P. M. : Lors de l’émission de Bernard Pivot “ Bouillon de Culture ”, vous semblez avoir été gêné par les interventions de certains invités au sujet justement de votre film “ Lolita ”…
A. L. : C’est vrai, quelques-uns ont été castrateurs mais d’autres, sur ce même plateau, ont vraiment aimé le film. Cependant, l’un d’entre eux, ayant écrit un livre sur des faits historiques au sujet de viols, m’est apparu orgueilleux. Ils ont parlé, de façon très intellectuelle et moi, je suis complètement à l’opposé ; j’ai avant tout une “ position émotionnelle ” et pour un film, c’est cela qui est important. À la réflexion, ce n’est peut-être pas une bonne idée de me mettre à côté de ces intellectuels, car, avec le barrage de la langue en plus, j’étais comme “ englouti ”…

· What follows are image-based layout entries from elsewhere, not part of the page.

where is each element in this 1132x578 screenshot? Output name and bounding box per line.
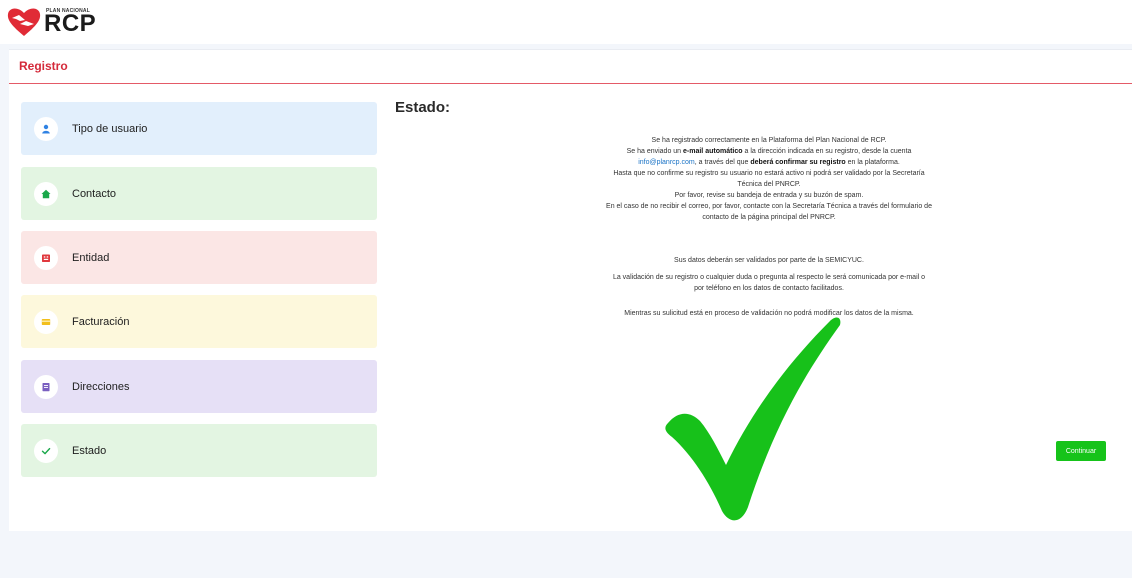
top-header: PLAN NACIONAL RCP [0, 0, 1132, 44]
estado-heading: Estado: [395, 99, 451, 116]
address-icon [34, 374, 58, 399]
title-divider [9, 83, 1132, 84]
message-line: Técnica del PNRCP. [737, 181, 801, 188]
text-fragment: en la plataforma. [845, 159, 900, 166]
text-fragment: a la dirección indicada en su registro, … [742, 148, 912, 155]
brand-name: RCP [44, 10, 97, 37]
message-line: Por favor, revise su bandeja de entrada … [674, 192, 864, 199]
message-line: info@planrcp.com, a través del que deber… [509, 157, 1029, 168]
step-estado[interactable]: Estado [21, 424, 377, 477]
message-line: En el caso de no recibir el correo, por … [606, 203, 932, 210]
validation-note: Sus datos deberán ser validados por part… [674, 257, 864, 264]
heart-hands-logo-icon [7, 8, 41, 36]
step-label: Tipo de usuario [72, 122, 148, 135]
step-label: Facturación [72, 315, 130, 328]
email-link[interactable]: info@planrcp.com [638, 159, 695, 166]
step-direcciones[interactable]: Direcciones [21, 360, 377, 413]
card-icon [34, 309, 58, 334]
step-label: Direcciones [72, 380, 130, 393]
text-fragment: , a través del que [694, 159, 751, 166]
emphasis-confirm: deberá confirmar su registro [750, 159, 846, 166]
check-icon [34, 438, 58, 463]
card-title: Registro [19, 59, 68, 73]
message-line: Se ha registrado correctamente en la Pla… [651, 137, 887, 144]
step-facturacion[interactable]: Facturación [21, 295, 377, 348]
step-label: Entidad [72, 251, 110, 264]
step-entidad[interactable]: Entidad [21, 231, 377, 284]
step-contacto[interactable]: Contacto [21, 167, 377, 220]
continue-button[interactable]: Continuar [1056, 441, 1106, 461]
brand-logo[interactable]: PLAN NACIONAL RCP [6, 2, 126, 42]
message-line: contacto de la página principal del PNRC… [702, 214, 836, 221]
home-icon [34, 181, 58, 206]
person-icon [34, 116, 58, 141]
message-line: Hasta que no confirme su registro su usu… [613, 170, 925, 177]
text-fragment: Se ha enviado un [626, 148, 684, 155]
message-line: La validación de su registro o cualquier… [612, 274, 926, 281]
step-label: Estado [72, 444, 107, 457]
contact-note: La validación de su registro o cualquier… [509, 272, 1029, 294]
building-icon [34, 245, 58, 270]
step-tipo-de-usuario[interactable]: Tipo de usuario [21, 102, 377, 155]
step-label: Contacto [72, 187, 117, 200]
message-line: por teléfono en los datos de contacto fa… [694, 285, 844, 292]
emphasis-email: e-mail automático [683, 148, 743, 155]
registration-card: Registro Tipo de usuario Contacto Entida… [9, 49, 1132, 531]
status-message: Se ha registrado correctamente en la Pla… [509, 135, 1029, 223]
message-line: Se ha enviado un e-mail automático a la … [509, 146, 1029, 157]
success-checkmark-icon [665, 317, 841, 521]
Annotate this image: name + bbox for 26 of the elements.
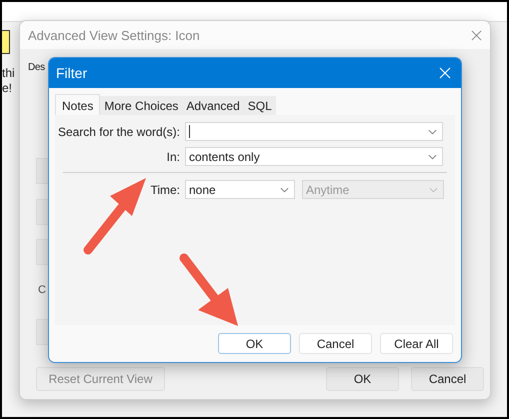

P. M. : L’un des intérêts d’une psychanalyse consiste à sortir du “ paraître ”, de l’apparence. Qu’en pensez-vous ?
A. L. : Je suppose. J’ai moi-même fait une forme de thérapie. Pendant un an, lorsque j’avais vingt, vingt et un ans et cela m’a beaucoup aidé, beaucoup. J’avais des interrogations qui restaient sans réponse et de cette façon, une psychanalyste m’a aidé durant un an. Je crois à l’intérêt de la psychanalyse. Je pense qu’en Europe il y a davantage de doutes concernant ce métier, ce qui n’est pas le cas du tout aux Etats-Unis où tout le monde en suit une, peut-être même lorsque ce n’est pas nécessaire ! Il ne faut pas tomber dans l’excès. Oui, cette thérapie m’a beaucoup aidé ; c’est formidable de passer une heure en parlant avec quelqu’un qui va écouter ; c’est fabuleux.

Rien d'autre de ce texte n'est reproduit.